Boeing bietet streikenden Mitarbeitern Lohnerhöhung an, Gewerkschaft lehnt ab: 'Offene Respektlosigkeit'
Die Suche nach einer Lösung für den größten Streik in der Geschichte von Boeing geht weiter. Nach 11 Tagen Streik hat das Unternehmen seinen Mitarbeitern eine Lohnerhöhung von 30 Prozent über vier Jahre angeboten. Die Gewerkschaft der Mitarbeiter, IAM, reagierte ablehnend auf diesen Vorschlag.
Das in den USA ansässige globale Luftfahrtunternehmen Boeing hat seinen streikenden Arbeitnehmern eine Lohnerhöhung von 30 Prozent für die nächsten vier Jahre angeboten, was bei den Vertretern der International Association of Machinists and Aerospace Workers (IAM) auf Ablehnung stieß.
Die IAM-Vertreter äußerten sich auf der Social-Media-Plattform X zu Boeings Angebot, das "30 Prozent Lohnerhöhung, Leistungsprämien und eine Verbesserung der Altersvorsorge" über 4 Jahre vorsieht.
In dem Beitrag wurde darauf hingewiesen, dass der Vorschlag direkt den Arbeitnehmern und den Medien unterbreitet wurde, ohne zuvor mit den Verhandlungsführern Rücksprache zu halten, und es wurde behauptet, dass kein echter 'Verhandlungsprozess' stattgefunden habe.
In der Erklärung hieß es: 'Diese Taktik ist eine offene Respektlosigkeit gegenüber unseren Mitgliedern und dem Verhandlungsprozess.'
Während Boeing in seiner Stellungnahme dazu erklärte, dass der Vorschlag am 27. September zur Abstimmung gestellt werde, argumentierten die IAM-Vertreter, dass nicht genügend Zeit für Beratungen mit den Arbeitnehmern bleibe und daher keine Abstimmung stattfinden werde.

Es wird behauptet, dass der Flugzeughersteller Boeing eine große Anzahl an Aufträgen hat, die in naher Zukunft erfüllt werden müssen.

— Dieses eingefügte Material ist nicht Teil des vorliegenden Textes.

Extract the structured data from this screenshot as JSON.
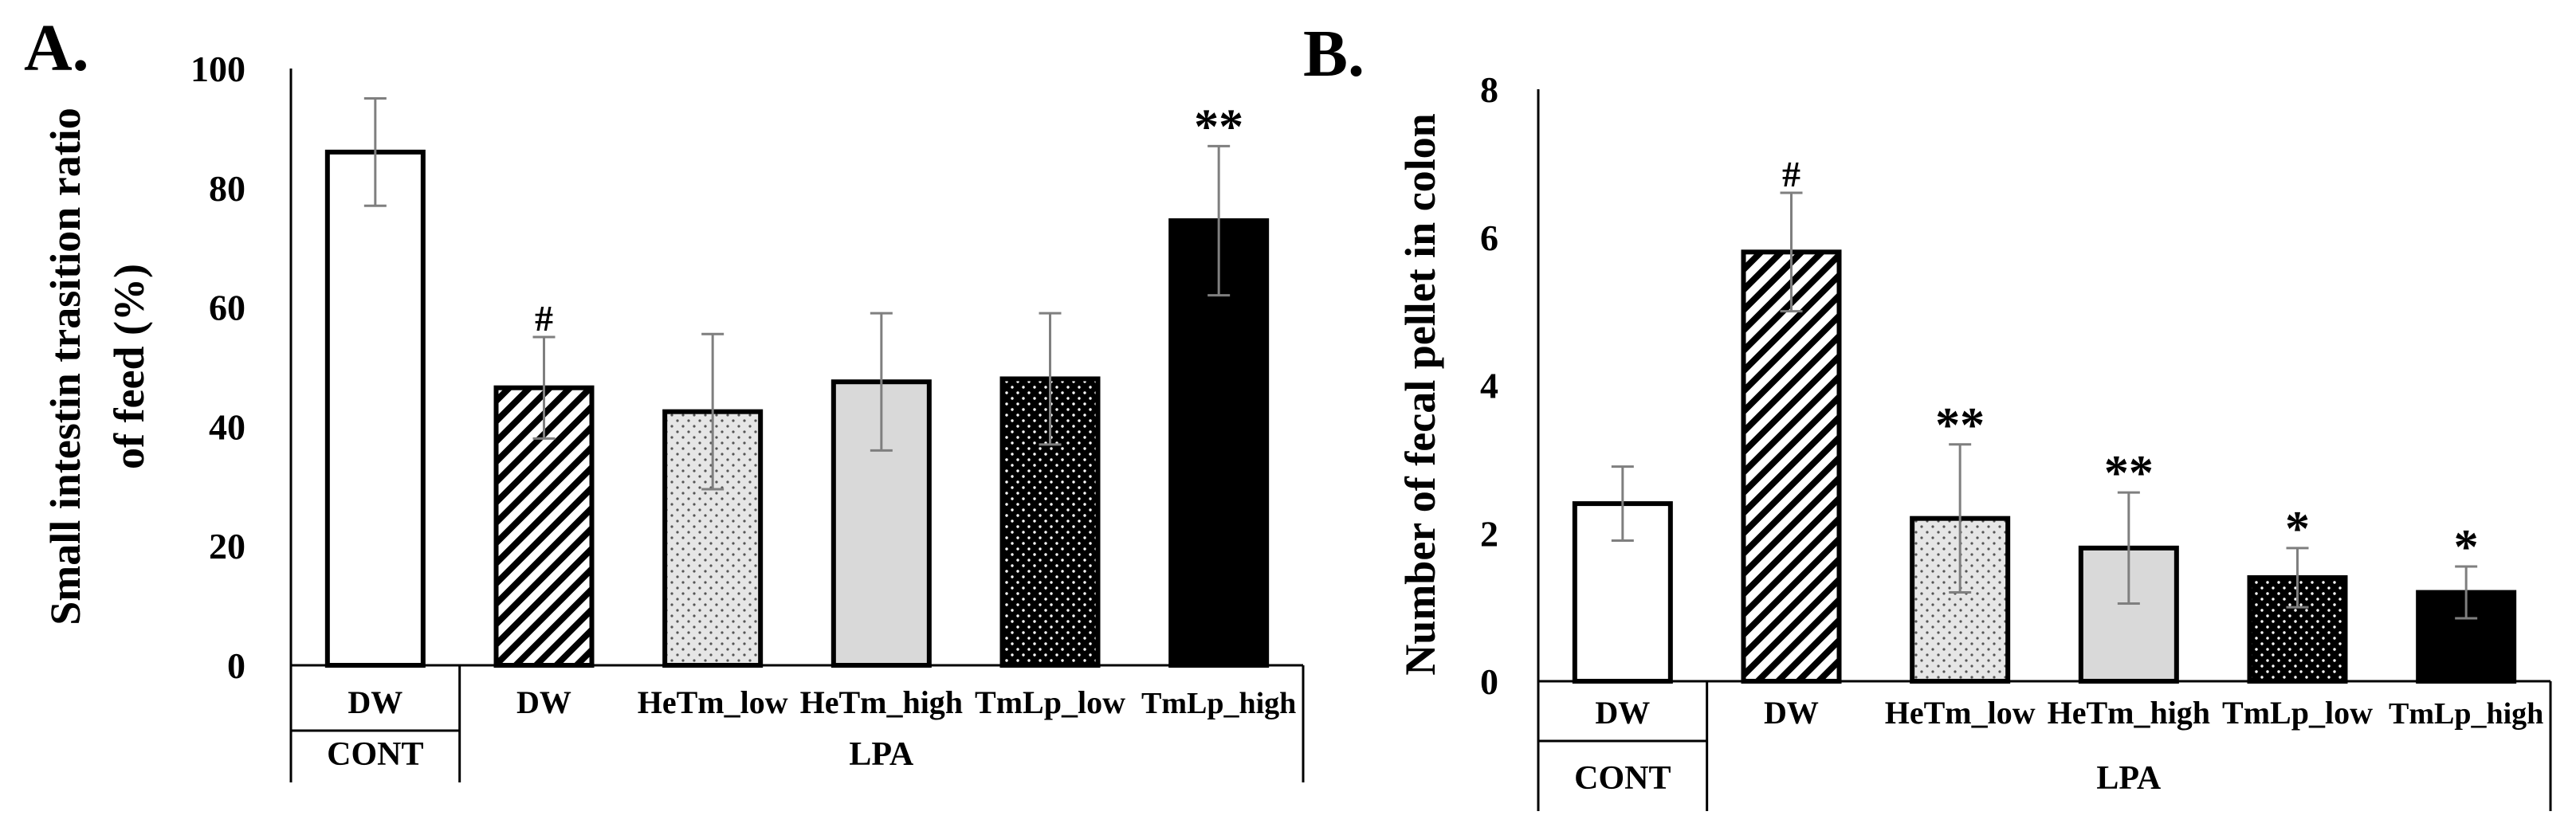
{
  "chart_data": [
    {
      "panel": "A.",
      "type": "bar",
      "ylabel": "Small intestin trasition ratio of feed (%)",
      "ylabel_lines": [
        "Small intestin trasition ratio",
        "of feed (%)"
      ],
      "ylim": [
        0,
        100
      ],
      "yticks": [
        0,
        20,
        40,
        60,
        80,
        100
      ],
      "grid": false,
      "categories": [
        "DW",
        "DW",
        "HeTm_low",
        "HeTm_high",
        "TmLp_low",
        "TmLp_high"
      ],
      "groups": [
        {
          "label": "CONT",
          "count": 1
        },
        {
          "label": "LPA",
          "count": 5
        }
      ],
      "values": [
        86,
        46.5,
        42.5,
        47.5,
        48,
        74.5
      ],
      "errors": [
        9,
        8.5,
        13,
        11.5,
        11,
        12.5
      ],
      "annotations": [
        "",
        "#",
        "",
        "",
        "",
        "**"
      ],
      "fills": [
        "white",
        "hatch",
        "dots",
        "light-gray",
        "dark-dots",
        "black"
      ]
    },
    {
      "panel": "B.",
      "type": "bar",
      "ylabel": "Number of fecal pellet in colon",
      "ylabel_lines": [
        "Number of fecal pellet in colon"
      ],
      "ylim": [
        0,
        8
      ],
      "yticks": [
        0,
        2,
        4,
        6,
        8
      ],
      "grid": false,
      "categories": [
        "DW",
        "DW",
        "HeTm_low",
        "HeTm_high",
        "TmLp_low",
        "TmLp_high"
      ],
      "groups": [
        {
          "label": "CONT",
          "count": 1
        },
        {
          "label": "LPA",
          "count": 5
        }
      ],
      "values": [
        2.4,
        5.8,
        2.2,
        1.8,
        1.4,
        1.2
      ],
      "errors": [
        0.5,
        0.8,
        1.0,
        0.75,
        0.4,
        0.35
      ],
      "annotations": [
        "",
        "#",
        "**",
        "**",
        "*",
        "*"
      ],
      "fills": [
        "white",
        "hatch",
        "dots",
        "light-gray",
        "dark-dots",
        "black"
      ]
    }
  ]
}
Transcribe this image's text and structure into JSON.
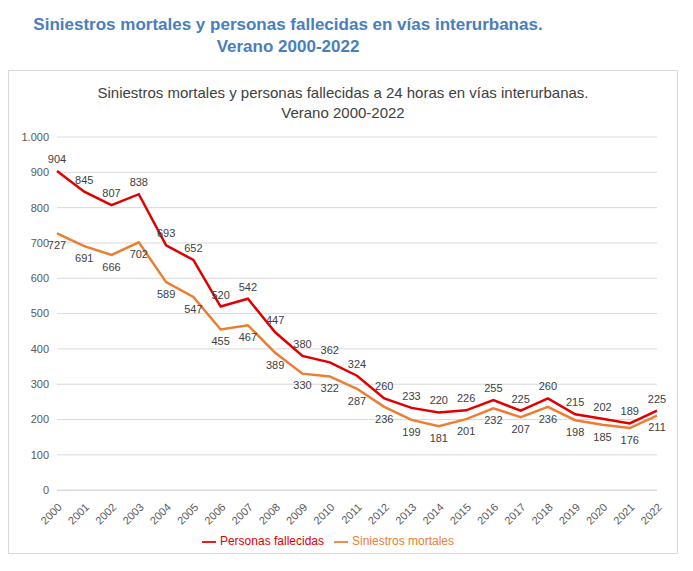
{
  "chart_data": {
    "type": "line",
    "title": "Siniestros mortales y personas fallecidas en vías interurbanas.\nVerano 2000-2022",
    "subtitle": "Siniestros mortales y personas fallecidas a 24 horas en vías interurbanas.\nVerano 2000-2022",
    "categories": [
      "2000",
      "2001",
      "2002",
      "2003",
      "2004",
      "2005",
      "2006",
      "2007",
      "2008",
      "2009",
      "2010",
      "2011",
      "2012",
      "2013",
      "2014",
      "2015",
      "2016",
      "2017",
      "2018",
      "2019",
      "2020",
      "2021",
      "2022"
    ],
    "series": [
      {
        "name": "Siniestros mortales",
        "color": "#ed7d31",
        "values": [
          727,
          691,
          666,
          702,
          589,
          547,
          455,
          467,
          389,
          330,
          322,
          287,
          236,
          199,
          181,
          201,
          232,
          207,
          236,
          198,
          185,
          176,
          211
        ]
      },
      {
        "name": "Personas fallecidas",
        "color": "#e00000",
        "values": [
          904,
          845,
          807,
          838,
          693,
          652,
          520,
          542,
          447,
          380,
          362,
          324,
          260,
          233,
          220,
          226,
          255,
          225,
          260,
          215,
          202,
          189,
          225
        ]
      }
    ],
    "ylim": [
      0,
      1000
    ],
    "yticks": [
      0,
      100,
      200,
      300,
      400,
      500,
      600,
      700,
      800,
      900,
      {
        "value": 1000,
        "label": "1.000"
      }
    ],
    "grid": true,
    "legend": "bottom",
    "data_labels": true
  }
}
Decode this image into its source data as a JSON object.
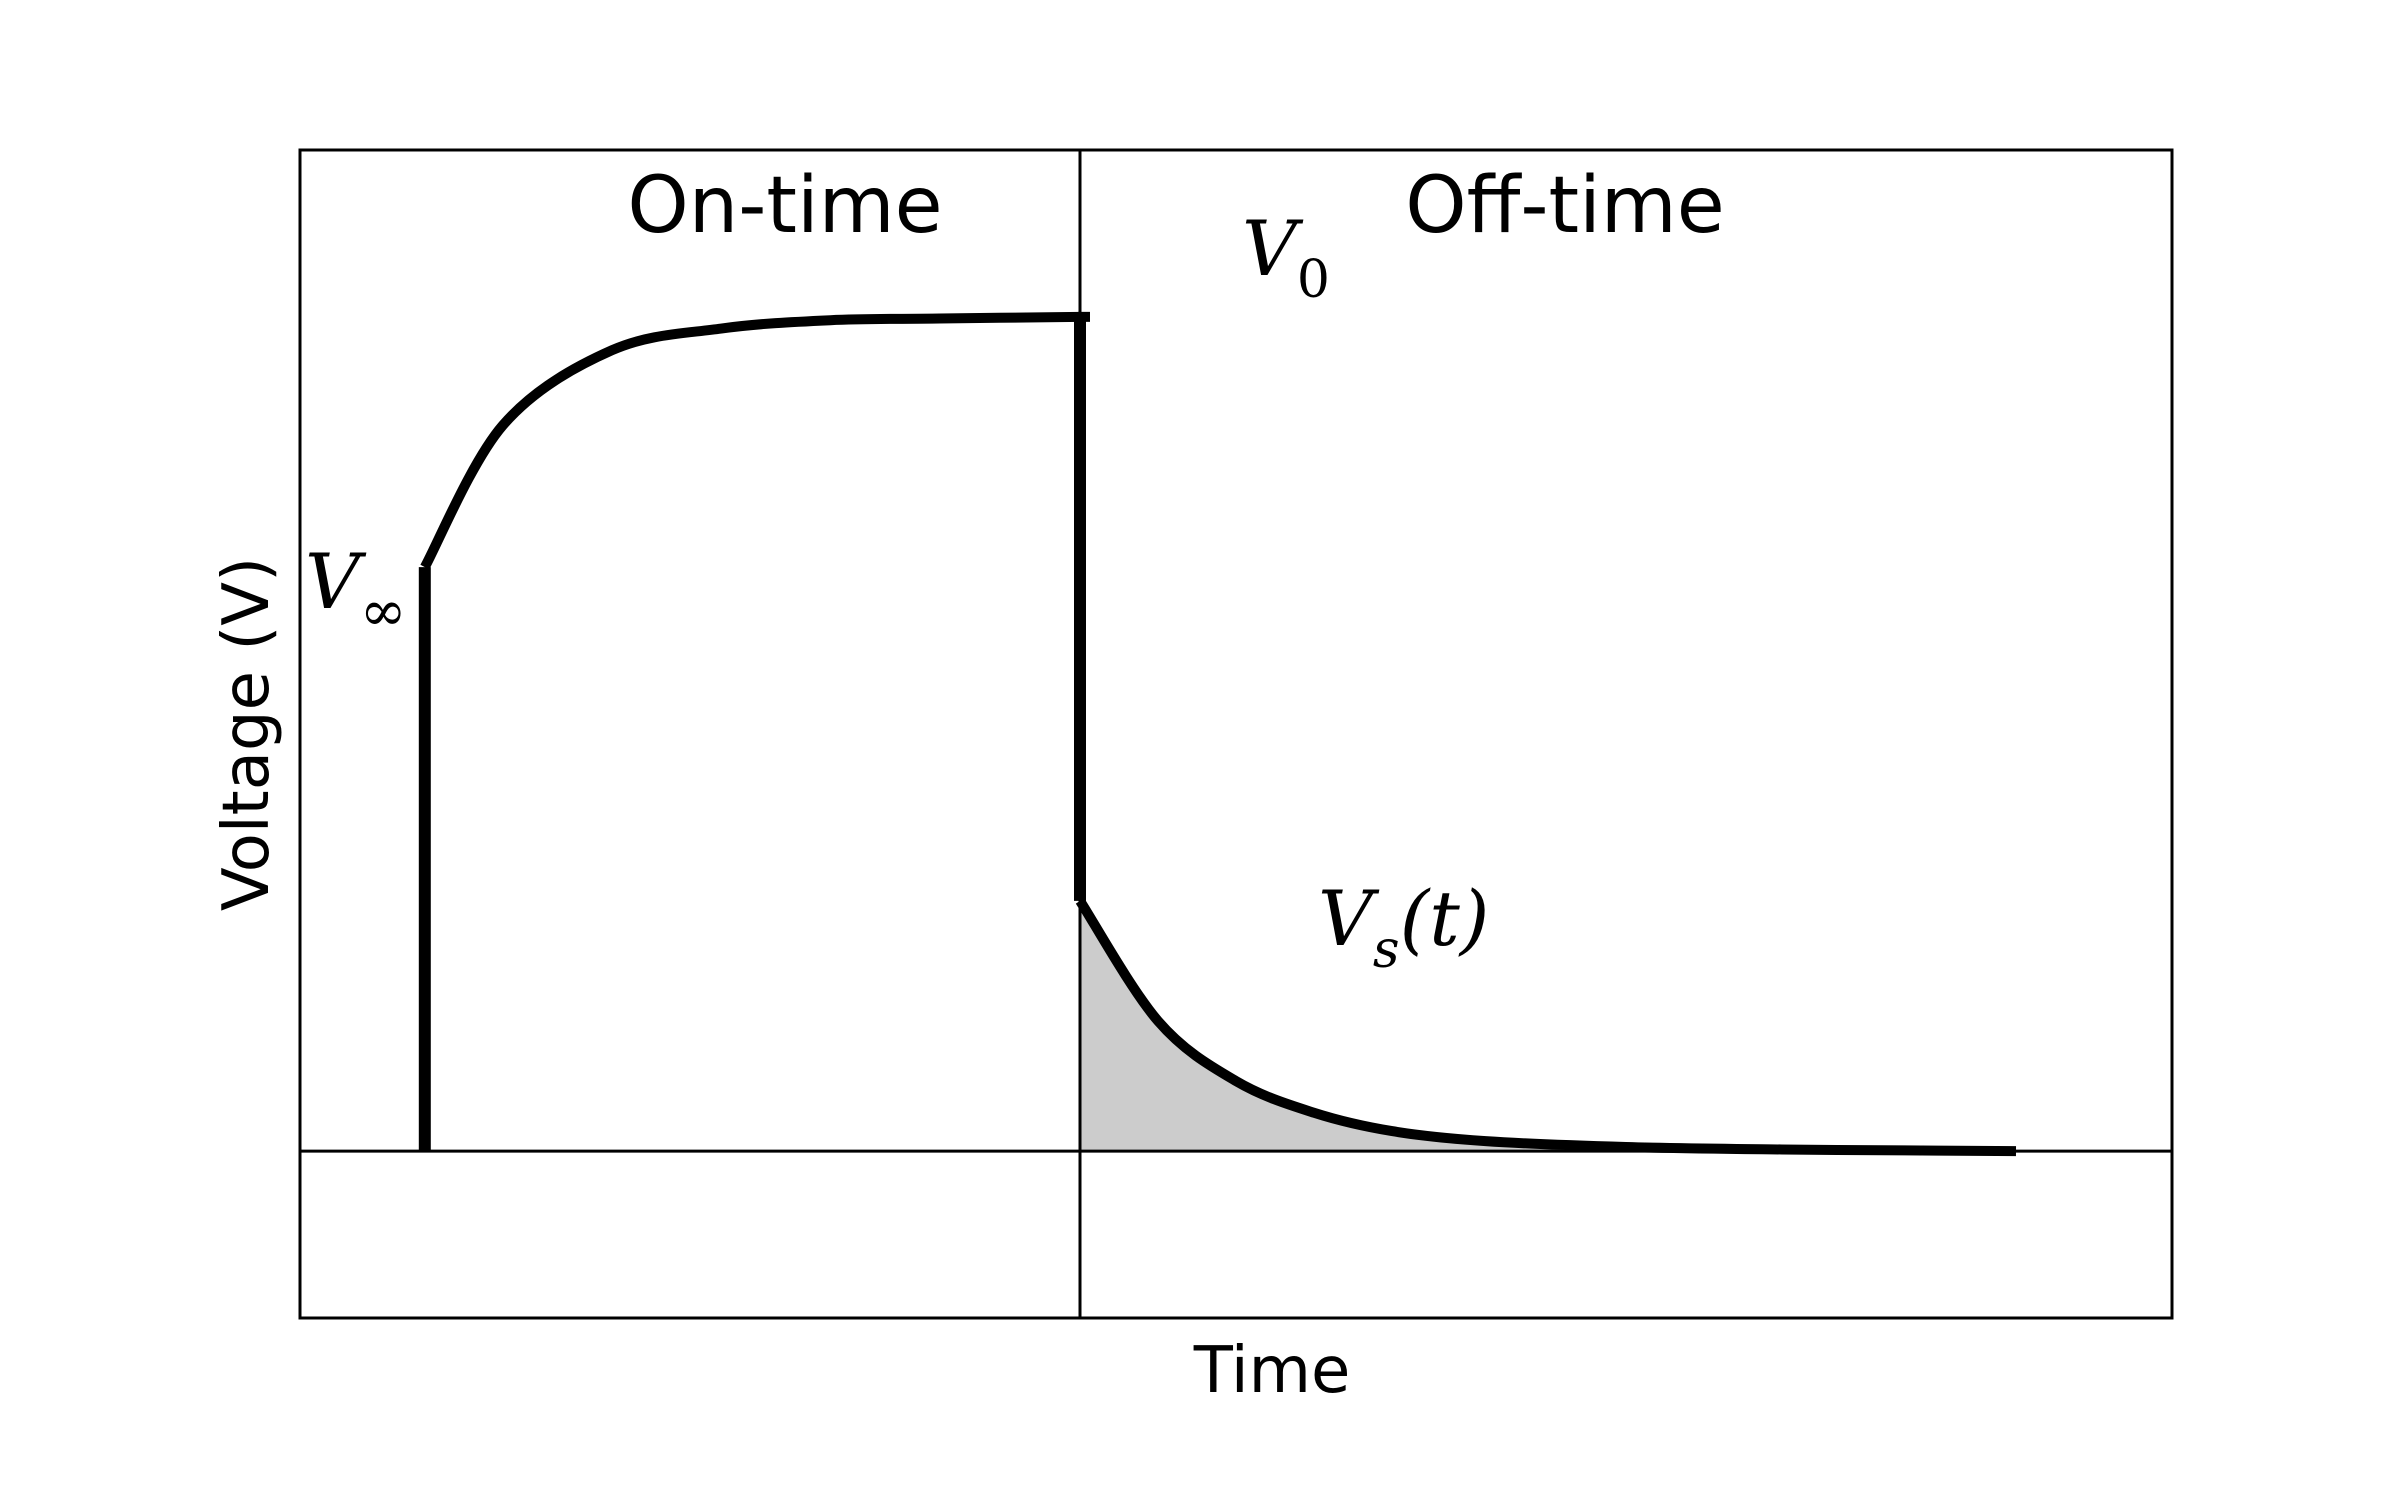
{
  "chart_data": {
    "type": "line",
    "title": "",
    "xlabel": "Time",
    "ylabel": "Voltage (V)",
    "grid": false,
    "legend": "none",
    "xlim": [
      0,
      12
    ],
    "ylim": [
      -1,
      6
    ],
    "regions": [
      {
        "label": "On-time",
        "x_range": [
          0,
          5
        ]
      },
      {
        "label": "Off-time",
        "x_range": [
          5,
          12
        ]
      }
    ],
    "reference_lines": {
      "horizontal_y": 0,
      "vertical_x": 5
    },
    "annotations": [
      {
        "id": "v_inf",
        "base": "V",
        "sub": "∞"
      },
      {
        "id": "v_0",
        "base": "V",
        "sub": "0"
      },
      {
        "id": "v_s",
        "base": "V",
        "sub": "s",
        "suffix": "(t)"
      }
    ],
    "series": [
      {
        "id": "charge",
        "x": [
          0.8,
          0.8,
          1.3,
          2.0,
          2.7,
          3.4,
          4.1,
          5.0
        ],
        "y": [
          0.0,
          3.5,
          4.35,
          4.8,
          4.93,
          4.98,
          4.99,
          5.0
        ]
      },
      {
        "id": "transient",
        "x": [
          5.0,
          5.0
        ],
        "y": [
          5.0,
          1.5
        ]
      },
      {
        "id": "decay",
        "x": [
          5.0,
          5.5,
          6.0,
          6.5,
          7.0,
          7.6,
          8.5,
          9.5,
          10.5,
          11.0
        ],
        "y": [
          1.5,
          0.78,
          0.42,
          0.23,
          0.12,
          0.06,
          0.025,
          0.01,
          0.003,
          0.0
        ]
      }
    ],
    "shaded_area": {
      "under_series": "decay",
      "fill": "#cccccc"
    },
    "line_color": "#000000"
  }
}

Sollten sich diese Behauptungen bewahrheiten, könnte dies bedeuten, dass sich die streikenden Arbeiter in einer starken Verhandlungsposition befinden.
STREIK BEI BOEING DAUERT SEIT DEM 13. SEPTEMBER AN
Die Mitarbeiter hatten das vorherige Lohnangebot von Boeing bei einer Abstimmung am 13. September mit der Begründung abgelehnt, dass es unter 40 Prozent lag, und sich für einen Streik entschieden.
Boeing hatte nach der Streikentscheidung in einer Erklärung signalisiert: 'Wir sind bereit, an den Verhandlungstisch zurückzukehren, um eine neue Einigung zu erzielen'.
Der achtwöchige Streik im Jahr 2008, der längste bei Boeing seit dem zehnwöchigen Streik von 1995, kostete das Unternehmen etwa 100 Millionen Dollar pro Tag. Es wird darauf hingewiesen, dass sich Boeing in einer finanziell weitaus schlechteren Lage befindet als 2008.
Das Unternehmen hat seit den Abstürzen seiner meistverkauften Passagiermaschinen vom Typ '737 Max' in Indonesien 2018 und Äthiopien 2019 Verluste in Höhe von 27 Milliarden Dollar verzeichnet.
Obwohl Boeings Einnahmen sinken und die Schulden steigen, wird betont, dass das Unternehmen über einen riesigen Auftragsbestand verfügt, der auf mehr als 500 Milliarden Dollar geschätzt wird.